I made up this question but don't know how to solve it!
Consider $xy$– plane and the graph of $y=x^2$ on it. How many tangent lines can be drawn from any arbitrary point (say $(x_0,y_o)$) to the graph?
Intuitively from points of the graph ( i.e $(x_0,x_0^2)$) only one tangent can be drawn to the graph and from the points above $y=x^2$ (i.e $(x_0,y_0)$ where $x_0^2<y_0$) no tangent line can be drawn. For other points I think it is possible to draw two tangent lines to $y=x^2$.
I'm wondering is my intuition right? And how to prove it mathematically?
Best Answer
You are correct that a point on the parabola has exactly one tangent line.
So starting with a point $(x_0, y_0)$ not on the parabola, let's suppose there is a line through $(x_0, y_0)$ and tangent to the parabola $y=x^2$. Call the point of tangency $(x_1, y_1)$. Then $y_1=x_1^2$.
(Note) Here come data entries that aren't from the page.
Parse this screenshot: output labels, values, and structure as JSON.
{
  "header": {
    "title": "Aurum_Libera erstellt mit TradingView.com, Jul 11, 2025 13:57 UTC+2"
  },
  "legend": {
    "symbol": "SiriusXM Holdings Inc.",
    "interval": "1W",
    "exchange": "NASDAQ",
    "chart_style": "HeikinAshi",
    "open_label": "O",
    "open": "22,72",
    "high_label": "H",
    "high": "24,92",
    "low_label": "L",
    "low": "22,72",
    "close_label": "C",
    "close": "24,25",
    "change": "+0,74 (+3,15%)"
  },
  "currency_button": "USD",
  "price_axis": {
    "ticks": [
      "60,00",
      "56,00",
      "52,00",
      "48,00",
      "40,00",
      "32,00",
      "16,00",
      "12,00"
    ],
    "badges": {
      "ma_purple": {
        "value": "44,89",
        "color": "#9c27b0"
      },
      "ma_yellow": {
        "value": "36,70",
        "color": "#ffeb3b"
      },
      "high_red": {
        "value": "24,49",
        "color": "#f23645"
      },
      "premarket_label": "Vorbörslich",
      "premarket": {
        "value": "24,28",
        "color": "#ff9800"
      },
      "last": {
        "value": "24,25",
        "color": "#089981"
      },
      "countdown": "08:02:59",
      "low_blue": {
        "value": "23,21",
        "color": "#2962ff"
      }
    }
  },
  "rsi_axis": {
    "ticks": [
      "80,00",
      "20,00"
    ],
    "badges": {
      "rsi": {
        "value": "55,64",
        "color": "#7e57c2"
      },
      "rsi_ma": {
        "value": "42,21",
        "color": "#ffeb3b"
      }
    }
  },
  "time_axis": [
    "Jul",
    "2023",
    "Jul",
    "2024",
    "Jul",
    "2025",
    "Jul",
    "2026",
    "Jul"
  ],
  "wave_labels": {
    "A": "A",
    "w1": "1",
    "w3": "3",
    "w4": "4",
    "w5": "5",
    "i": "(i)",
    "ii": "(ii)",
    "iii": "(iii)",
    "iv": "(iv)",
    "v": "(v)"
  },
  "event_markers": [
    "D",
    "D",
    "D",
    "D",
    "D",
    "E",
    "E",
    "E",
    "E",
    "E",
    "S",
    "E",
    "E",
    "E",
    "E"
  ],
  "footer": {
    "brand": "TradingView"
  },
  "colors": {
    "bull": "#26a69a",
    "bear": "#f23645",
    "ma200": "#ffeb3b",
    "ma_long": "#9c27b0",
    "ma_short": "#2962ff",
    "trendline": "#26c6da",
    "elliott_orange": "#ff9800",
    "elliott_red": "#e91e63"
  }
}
There are no vertical lines tangent to the parabola, so we can look at just lines which have a real slope $m$. We know the slope $m$ in two different ways:
$$ 2x_1 = m = \frac{y_1-y_0}{x_1-x_0} $$
I'll leave details of the next steps up to you: Treating $x_0$ and $y_0$ as constants and solving this equation for $x_1$ will involve a quadratic equation. Apply what you know about the number of real solutions to a quadratic equation, and the result should end up depending on whether the point $(x_0,y_0)$ is above ($y_0>x_0^2$) or below ($y_0<x_0^2$) the parabola. Finally, point out why we know in the case with two solutions that the two possible values for $x_0$ don't give the same one line.